Signs that boron is needed: Dying plant tips, messy broom-like formations
Where to find boron: House cleaner products containing borax have been a common way to use boron on the lawn.
How it helps plants: Copper helps plants reproduce and strengthen the roots, as well as assisting metabolism, and the usage of proteins.
Signs that copper is needed: Leaves are dark green and the plants aren't growing.
Where to find copper: Fertilizers that contain copper will generally be labeled on the bag with "copper", "cupric" or "cuprous elements".
How it helps plants: Iron helps create chlorophyll, a vital component of the photosynthesis process needed for energy in plants.
Signs that iron is needed: Leaves turn light yellow with dark green veins in between.
Where to find iron: Most soil types already contain iron or iron compounds, like iron sulfate and iron chelate. In fertilizers, most varieties will be labeled with "iron chelate".
How it helps plants: Manganese works with the enzyme system of plants to break down carbohydrates and fuel nitrogen metabolism
Signs that manganese is needed: Yellowing between the veins of leaves, reduced size of plant parts (leaves, shoots, and fruit), dead spots and patches on leaves and grass.
Where to find manganese: Fertilizer bags that contain manganese will have it labeled on the bag. It is often applied in conjunction with zinc, another micronutrient.
How it helps plants: Molybdenum works alongside nitrogen to bring nutrients to plants.

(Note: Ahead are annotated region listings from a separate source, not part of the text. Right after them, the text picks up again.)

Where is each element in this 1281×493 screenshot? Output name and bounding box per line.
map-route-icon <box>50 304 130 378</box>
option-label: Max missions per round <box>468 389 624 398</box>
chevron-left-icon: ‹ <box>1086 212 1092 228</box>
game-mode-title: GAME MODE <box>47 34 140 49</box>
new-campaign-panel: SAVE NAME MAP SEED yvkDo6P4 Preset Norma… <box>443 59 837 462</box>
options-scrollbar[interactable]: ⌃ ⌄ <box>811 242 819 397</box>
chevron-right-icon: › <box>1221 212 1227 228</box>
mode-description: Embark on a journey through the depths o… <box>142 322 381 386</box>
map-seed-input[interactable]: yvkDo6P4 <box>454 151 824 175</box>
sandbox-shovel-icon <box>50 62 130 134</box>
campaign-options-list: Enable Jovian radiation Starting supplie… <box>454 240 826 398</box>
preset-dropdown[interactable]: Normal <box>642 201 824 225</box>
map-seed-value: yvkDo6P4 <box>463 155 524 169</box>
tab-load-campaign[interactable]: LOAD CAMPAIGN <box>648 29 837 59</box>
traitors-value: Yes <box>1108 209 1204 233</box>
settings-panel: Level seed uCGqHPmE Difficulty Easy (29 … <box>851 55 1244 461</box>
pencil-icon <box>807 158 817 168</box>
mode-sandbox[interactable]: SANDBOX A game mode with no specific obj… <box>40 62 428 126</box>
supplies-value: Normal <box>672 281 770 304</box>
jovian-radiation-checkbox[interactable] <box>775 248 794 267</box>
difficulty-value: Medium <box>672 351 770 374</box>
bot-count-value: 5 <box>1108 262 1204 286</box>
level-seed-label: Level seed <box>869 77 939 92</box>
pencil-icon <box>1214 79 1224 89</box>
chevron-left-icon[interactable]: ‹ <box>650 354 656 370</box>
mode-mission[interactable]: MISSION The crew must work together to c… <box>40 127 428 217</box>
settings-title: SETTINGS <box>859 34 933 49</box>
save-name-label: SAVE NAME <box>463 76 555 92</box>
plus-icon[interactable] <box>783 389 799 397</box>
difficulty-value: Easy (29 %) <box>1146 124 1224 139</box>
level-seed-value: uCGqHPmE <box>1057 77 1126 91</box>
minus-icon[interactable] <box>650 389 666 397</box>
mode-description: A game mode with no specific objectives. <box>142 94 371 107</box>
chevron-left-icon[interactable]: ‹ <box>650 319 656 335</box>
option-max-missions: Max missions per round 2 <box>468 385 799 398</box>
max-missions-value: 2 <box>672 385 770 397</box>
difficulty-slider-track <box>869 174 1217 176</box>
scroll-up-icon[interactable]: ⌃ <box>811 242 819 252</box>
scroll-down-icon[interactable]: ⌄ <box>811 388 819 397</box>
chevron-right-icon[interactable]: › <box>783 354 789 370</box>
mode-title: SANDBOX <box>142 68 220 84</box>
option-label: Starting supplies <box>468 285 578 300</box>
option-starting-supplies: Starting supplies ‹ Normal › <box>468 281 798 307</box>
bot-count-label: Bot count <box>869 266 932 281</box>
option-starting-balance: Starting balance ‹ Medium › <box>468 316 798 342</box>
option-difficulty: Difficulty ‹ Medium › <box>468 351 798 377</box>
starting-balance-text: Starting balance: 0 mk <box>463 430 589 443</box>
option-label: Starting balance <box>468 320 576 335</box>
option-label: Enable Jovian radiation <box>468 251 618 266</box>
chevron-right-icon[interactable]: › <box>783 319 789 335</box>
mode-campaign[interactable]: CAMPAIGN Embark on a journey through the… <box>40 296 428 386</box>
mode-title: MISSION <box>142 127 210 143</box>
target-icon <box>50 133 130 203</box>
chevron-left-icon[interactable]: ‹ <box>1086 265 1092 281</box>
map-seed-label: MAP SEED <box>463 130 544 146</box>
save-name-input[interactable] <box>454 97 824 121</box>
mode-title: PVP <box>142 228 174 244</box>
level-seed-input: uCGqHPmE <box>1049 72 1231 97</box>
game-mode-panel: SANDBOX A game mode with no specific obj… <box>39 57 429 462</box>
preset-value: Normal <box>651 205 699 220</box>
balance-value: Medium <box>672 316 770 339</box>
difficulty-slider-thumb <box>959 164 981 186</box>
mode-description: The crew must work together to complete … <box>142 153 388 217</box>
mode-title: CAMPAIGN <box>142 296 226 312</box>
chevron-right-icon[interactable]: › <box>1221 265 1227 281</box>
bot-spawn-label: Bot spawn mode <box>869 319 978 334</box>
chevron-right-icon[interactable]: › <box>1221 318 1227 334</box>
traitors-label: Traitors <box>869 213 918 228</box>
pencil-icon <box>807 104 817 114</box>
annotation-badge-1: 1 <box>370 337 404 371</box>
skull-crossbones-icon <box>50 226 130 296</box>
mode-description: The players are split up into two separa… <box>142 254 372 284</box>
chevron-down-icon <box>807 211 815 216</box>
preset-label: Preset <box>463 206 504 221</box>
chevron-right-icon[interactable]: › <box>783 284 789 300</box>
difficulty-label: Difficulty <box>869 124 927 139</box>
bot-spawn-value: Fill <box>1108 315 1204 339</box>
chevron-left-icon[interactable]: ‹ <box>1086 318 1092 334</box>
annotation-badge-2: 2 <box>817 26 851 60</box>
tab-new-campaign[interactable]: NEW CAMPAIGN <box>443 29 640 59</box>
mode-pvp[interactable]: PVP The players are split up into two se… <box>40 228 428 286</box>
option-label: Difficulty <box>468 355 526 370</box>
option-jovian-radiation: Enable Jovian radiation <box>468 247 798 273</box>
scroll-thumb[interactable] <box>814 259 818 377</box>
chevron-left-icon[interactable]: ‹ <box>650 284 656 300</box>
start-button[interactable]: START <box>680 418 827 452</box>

Signs that molybdenum is needed: Older leaves turn yellow, younger leaves remain a very light green (so less saturated in color than normal).
Where to find molybdenum: Fertilizers will have it labeled on the bag.

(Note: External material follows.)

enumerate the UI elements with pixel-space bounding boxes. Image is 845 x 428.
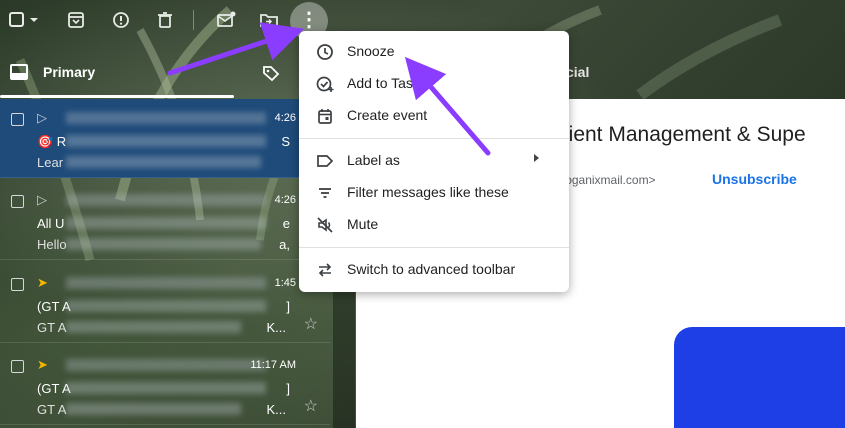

How it helps plants: Zinc is important to the transformation of carbohydrates in plants for energy and for regulating the plant's consumption of sugars. Zinc also helps the enzyme systems in plants with growth.
Signs that zinc is needed: Yellowing between the veins of new leaves.
Where to find zinc: Fertilizers will have zinc labeled on the bag.
Other Notes about Micronutrients
Although micronutrients are needed in small amounts to help macronutrients function to their fullest, they also require certain conditions in order to work.
pH levels dramatically affect the availability of micronutrients in the soil and plants. If the pH is too high or too low, plants may not be able to take full advantage of the micronutrients.
Micronutrients also affect the uptake of macronutrients, like nitrogen. If certain micronutrients are missing, the plant can sometimes show deficiencies in how it uptakes macronutrients. This could lead to stunted growth or the degrading of plants.